Falta de estrutura dificulta a aplicação plena da lei municipal que impõe horário para fechamento dos estabelecimentos

São Paulo tem 100 mil bares e 25 fiscais

DA REPORTAGEM LOCAL

Um fiscal para cada 4.000 bares trabalhando oito dias por mês. Os números explicam a dificuldade da Prefeitura de São Paulo em implantar a "lei seca". Apesar de ter criado a lei que impõe horários de funcionamento a bares em 1999, São Paulo ainda esbarra na falta de estrutura para fiscalização.
O Psiu (Programa de Silêncio Urbano), órgão da prefeitura responsável pela verificação da lei, realiza blitze semanais, às sextas-feiras e sábados. Como não possui equipes para vistoriar todos os bairros, faz uma seleção pelo número de reclamações de vizinhos, caso da Vila Madalena (zona oeste), ou pelo índice de violência, como São Miguel Paulista (zona leste).
Acompanhados de agentes da Guarda Civil Metropolitana e da Polícia Militar, os 25 fiscais do Psiu têm de vigiar cerca de 100 mil bares. Pela lei, só podem funcionar depois da 1h estabelecimentos que tenham isolamento acústico, segurança e estacionamento.
"Infelizmente, na periferia fiscalizamos apenas as grandes avenidas com alta concentração de estabelecimentos", afirma o coordenador do Psiu, Rosano Maieto. Ele explica que o Psiu escolhe as vias com maior índice de homicídios, segundo dados da Polícia Militar.
Por esse índice, os pontos mais visitados pelo Psiu são a avenida Marechal Tito, em Itaquera, a rua Itajuíbe, no Itaim Paulista, a avenida do Imperador, em São Miguel Paulista, e a avenida Cupecê, em Cidade Ademar. "Um estudo da PM mostra que, nessas ruas, a maioria dos crimes foi planejada dentro do bar ou aconteceu próximo a ele", diz Maieto.
Porém, com o pequeno número de fiscais, a fiscalização não chega ao interior dos bairros. "Eu nem sabia que essa lei existia.

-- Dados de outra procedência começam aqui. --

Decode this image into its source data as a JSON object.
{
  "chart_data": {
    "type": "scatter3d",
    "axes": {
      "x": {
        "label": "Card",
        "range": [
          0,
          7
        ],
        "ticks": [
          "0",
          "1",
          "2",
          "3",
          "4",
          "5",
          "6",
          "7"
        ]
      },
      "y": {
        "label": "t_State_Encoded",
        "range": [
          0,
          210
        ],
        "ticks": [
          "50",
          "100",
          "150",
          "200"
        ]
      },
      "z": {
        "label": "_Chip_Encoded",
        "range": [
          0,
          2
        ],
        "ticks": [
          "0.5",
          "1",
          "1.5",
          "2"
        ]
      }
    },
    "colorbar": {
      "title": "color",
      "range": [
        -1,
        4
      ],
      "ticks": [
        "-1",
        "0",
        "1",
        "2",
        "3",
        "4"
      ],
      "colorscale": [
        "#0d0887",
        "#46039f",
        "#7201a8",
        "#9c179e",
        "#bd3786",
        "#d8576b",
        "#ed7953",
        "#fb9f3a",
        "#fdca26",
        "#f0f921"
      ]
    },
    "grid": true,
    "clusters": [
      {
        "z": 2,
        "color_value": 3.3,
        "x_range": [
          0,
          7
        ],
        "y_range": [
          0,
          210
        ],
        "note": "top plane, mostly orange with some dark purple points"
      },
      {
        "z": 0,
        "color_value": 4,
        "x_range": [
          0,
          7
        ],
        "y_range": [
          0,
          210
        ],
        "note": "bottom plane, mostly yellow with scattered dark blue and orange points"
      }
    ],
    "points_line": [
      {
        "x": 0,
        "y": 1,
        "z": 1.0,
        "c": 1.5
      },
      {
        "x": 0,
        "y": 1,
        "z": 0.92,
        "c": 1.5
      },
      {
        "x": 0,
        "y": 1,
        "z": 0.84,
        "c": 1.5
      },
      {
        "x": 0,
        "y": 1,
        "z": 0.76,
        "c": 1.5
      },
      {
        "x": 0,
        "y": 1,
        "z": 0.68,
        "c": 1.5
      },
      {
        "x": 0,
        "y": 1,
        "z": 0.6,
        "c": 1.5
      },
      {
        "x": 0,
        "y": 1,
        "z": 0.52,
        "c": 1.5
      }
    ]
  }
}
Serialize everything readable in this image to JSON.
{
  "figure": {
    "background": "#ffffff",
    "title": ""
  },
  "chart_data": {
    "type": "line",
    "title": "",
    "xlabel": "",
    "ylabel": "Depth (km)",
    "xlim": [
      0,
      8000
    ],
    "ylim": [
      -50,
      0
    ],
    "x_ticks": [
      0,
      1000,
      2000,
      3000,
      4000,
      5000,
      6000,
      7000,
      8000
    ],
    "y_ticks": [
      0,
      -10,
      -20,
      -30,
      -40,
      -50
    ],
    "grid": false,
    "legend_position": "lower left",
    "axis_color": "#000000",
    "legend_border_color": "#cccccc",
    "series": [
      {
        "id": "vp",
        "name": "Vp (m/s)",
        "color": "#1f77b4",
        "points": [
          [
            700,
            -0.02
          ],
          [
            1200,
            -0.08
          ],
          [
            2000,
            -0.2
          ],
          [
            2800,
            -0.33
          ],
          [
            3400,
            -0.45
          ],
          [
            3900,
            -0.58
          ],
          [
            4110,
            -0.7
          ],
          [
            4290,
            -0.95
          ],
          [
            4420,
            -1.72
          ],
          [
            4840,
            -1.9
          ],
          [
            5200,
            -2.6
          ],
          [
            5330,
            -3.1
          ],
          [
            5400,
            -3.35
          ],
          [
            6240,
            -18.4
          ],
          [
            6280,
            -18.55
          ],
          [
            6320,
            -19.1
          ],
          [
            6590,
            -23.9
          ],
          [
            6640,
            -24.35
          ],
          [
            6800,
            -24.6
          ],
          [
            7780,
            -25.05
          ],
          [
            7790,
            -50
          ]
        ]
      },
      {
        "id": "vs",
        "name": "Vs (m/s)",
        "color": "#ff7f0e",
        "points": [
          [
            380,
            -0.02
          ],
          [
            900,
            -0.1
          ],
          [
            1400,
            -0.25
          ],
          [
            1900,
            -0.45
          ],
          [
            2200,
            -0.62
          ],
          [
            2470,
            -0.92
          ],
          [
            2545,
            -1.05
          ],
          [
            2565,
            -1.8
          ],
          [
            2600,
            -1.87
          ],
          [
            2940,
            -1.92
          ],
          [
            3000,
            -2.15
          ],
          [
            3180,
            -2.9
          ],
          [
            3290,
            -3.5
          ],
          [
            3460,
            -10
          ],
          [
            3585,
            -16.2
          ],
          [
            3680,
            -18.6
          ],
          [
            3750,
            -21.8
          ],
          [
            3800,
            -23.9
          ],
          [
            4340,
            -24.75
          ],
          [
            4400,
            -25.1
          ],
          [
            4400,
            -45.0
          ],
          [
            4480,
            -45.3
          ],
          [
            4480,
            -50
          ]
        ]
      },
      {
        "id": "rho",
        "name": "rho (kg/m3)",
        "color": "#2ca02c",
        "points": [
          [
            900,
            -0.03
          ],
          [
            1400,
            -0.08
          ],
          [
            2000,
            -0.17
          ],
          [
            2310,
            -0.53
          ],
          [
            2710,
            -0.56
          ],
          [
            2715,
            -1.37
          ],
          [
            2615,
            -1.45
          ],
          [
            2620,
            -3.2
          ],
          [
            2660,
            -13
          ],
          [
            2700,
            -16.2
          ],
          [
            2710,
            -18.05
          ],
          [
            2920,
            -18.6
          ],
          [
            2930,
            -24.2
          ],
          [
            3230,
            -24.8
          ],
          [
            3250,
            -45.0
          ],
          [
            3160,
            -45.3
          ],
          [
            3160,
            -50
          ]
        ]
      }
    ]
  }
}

Aqui está cheio de bares que funcionam 24 horas, muitos como locais para tráfico de drogas", diz Sérgio Luiz Ferreira, coordenador da Unidade Comunitária do Jardim Ângela, um dos bairros com maior concentração de bares e botecos.

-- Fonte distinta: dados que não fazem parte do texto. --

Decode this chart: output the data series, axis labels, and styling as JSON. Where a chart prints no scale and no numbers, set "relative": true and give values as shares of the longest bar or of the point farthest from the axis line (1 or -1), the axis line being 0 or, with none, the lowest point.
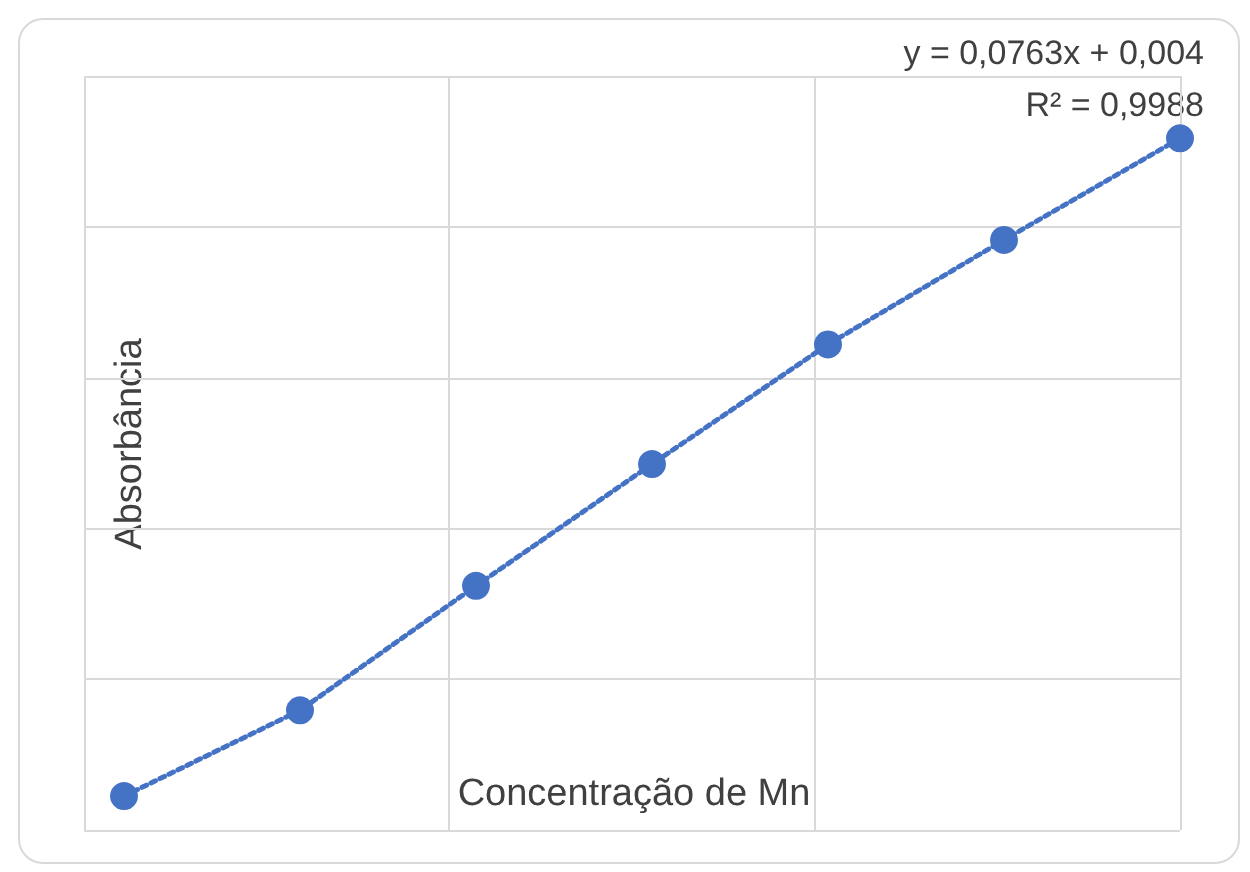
{
  "chart_data": {
    "type": "line",
    "relative": true,
    "xlabel": "Concentração de Mn",
    "ylabel": "Absorbância",
    "grid": true,
    "marker": "circle",
    "line_style": "dotted",
    "annotations": [
      "y = 0,0763x + 0,004",
      "R² = 0,9988"
    ],
    "categories": [
      null,
      null,
      null,
      null,
      null,
      null,
      null
    ],
    "series": [
      {
        "color": "#4472c4",
        "values": [
          0.049,
          0.173,
          0.353,
          0.529,
          0.702,
          0.853,
          1
        ]
      }
    ]
  }
}
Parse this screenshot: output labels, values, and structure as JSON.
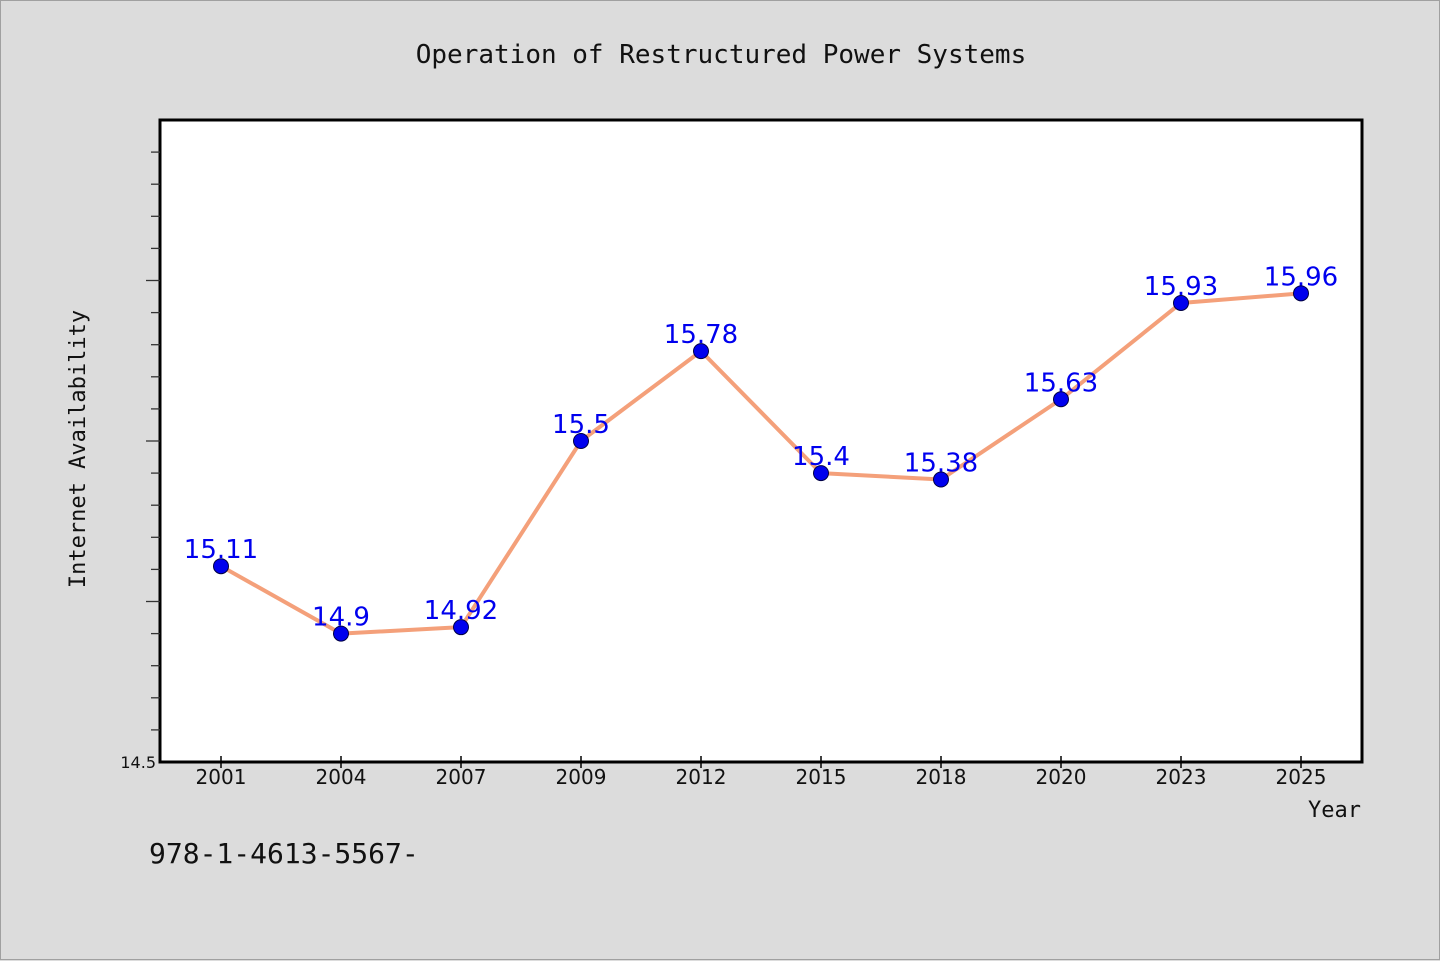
{
  "chart_data": {
    "type": "line",
    "title": "Operation of Restructured Power Systems",
    "xlabel": "Year",
    "ylabel": "Internet Availability",
    "categories": [
      "2001",
      "2004",
      "2007",
      "2009",
      "2012",
      "2015",
      "2018",
      "2020",
      "2023",
      "2025"
    ],
    "series": [
      {
        "values": [
          15.11,
          14.9,
          14.92,
          15.5,
          15.78,
          15.4,
          15.38,
          15.63,
          15.93,
          15.96
        ],
        "line_color": "#f4a07a",
        "marker_color": "#0000ee"
      }
    ],
    "data_labels": [
      "15.11",
      "14.9",
      "14.92",
      "15.5",
      "15.78",
      "15.4",
      "15.38",
      "15.63",
      "15.93",
      "15.96"
    ],
    "ylim": [
      14.5,
      16.5
    ],
    "yticks_labeled": [
      "14.5"
    ],
    "grid": false,
    "legend": "none",
    "background_color": "#dcdcdc",
    "plot_background_color": "#ffffff"
  },
  "footnote": "978-1-4613-5567-"
}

Uma pesquisa feita há quatro anos pela Unifesp (Universidade Federal de São Paulo) com a Unidade Comunitária mostrou que, no Jardim Ângela, existe um bar para cada dez casas. "Não fizemos uma nova pesquisa, mas convivendo na região a gente observa que o número de bares aumentou", afirma Ferreira.
O coordenador do Psiu reconhece o problema e aponta a descentralização como solução para a vistoria. Maieto explica que existe um projeto para criar equipes do Psiu nas subprefeituras.
A dificuldade de implementação plena da lei impede uma comparação entre os índices de violência e o fechamento de bares. Segundo dados da Secretaria Estadual de Segurança, de 1999 a 2002, o número de homicídios na capital caiu 3,73%. Porém, no mesmo período, as tentativas de homicídio subiram 4,41%.
"A lei de São Paulo tem falhas. Não tivemos uma experiência plena para saber se a medida resolve ou não", diz o coronel Rubens Casado, comandante do policiamento na capital.
O secretário municipal de Segurança de São Paulo, Benedito Domingos Mariano, critica o horário estabelecido pela lei. "Um estudo realizado na década de 90 mostrou que a maior parte dos crimes ocorre entre 22h e 0h", diz.
Um dos autores da pesquisa, o cientista social Guaracy Mingardi, 48, concorda com o secretário. Mingardi usa uma alegoria. Diz que o homem, ao beber, passa por três fases: a do macaco, alegre, a do leão, valente, e a do porco, quando começa a passar mal.
"O problema é que, no bar, cada um começa a beber num horário. No mesmo lugar convivem os três estágios da bebedeira. Aí o macaco pula na cabeça do leão, que fica bravo e mata o macaco." (ALESSANDRO SILVA E SIMONE IWASSO)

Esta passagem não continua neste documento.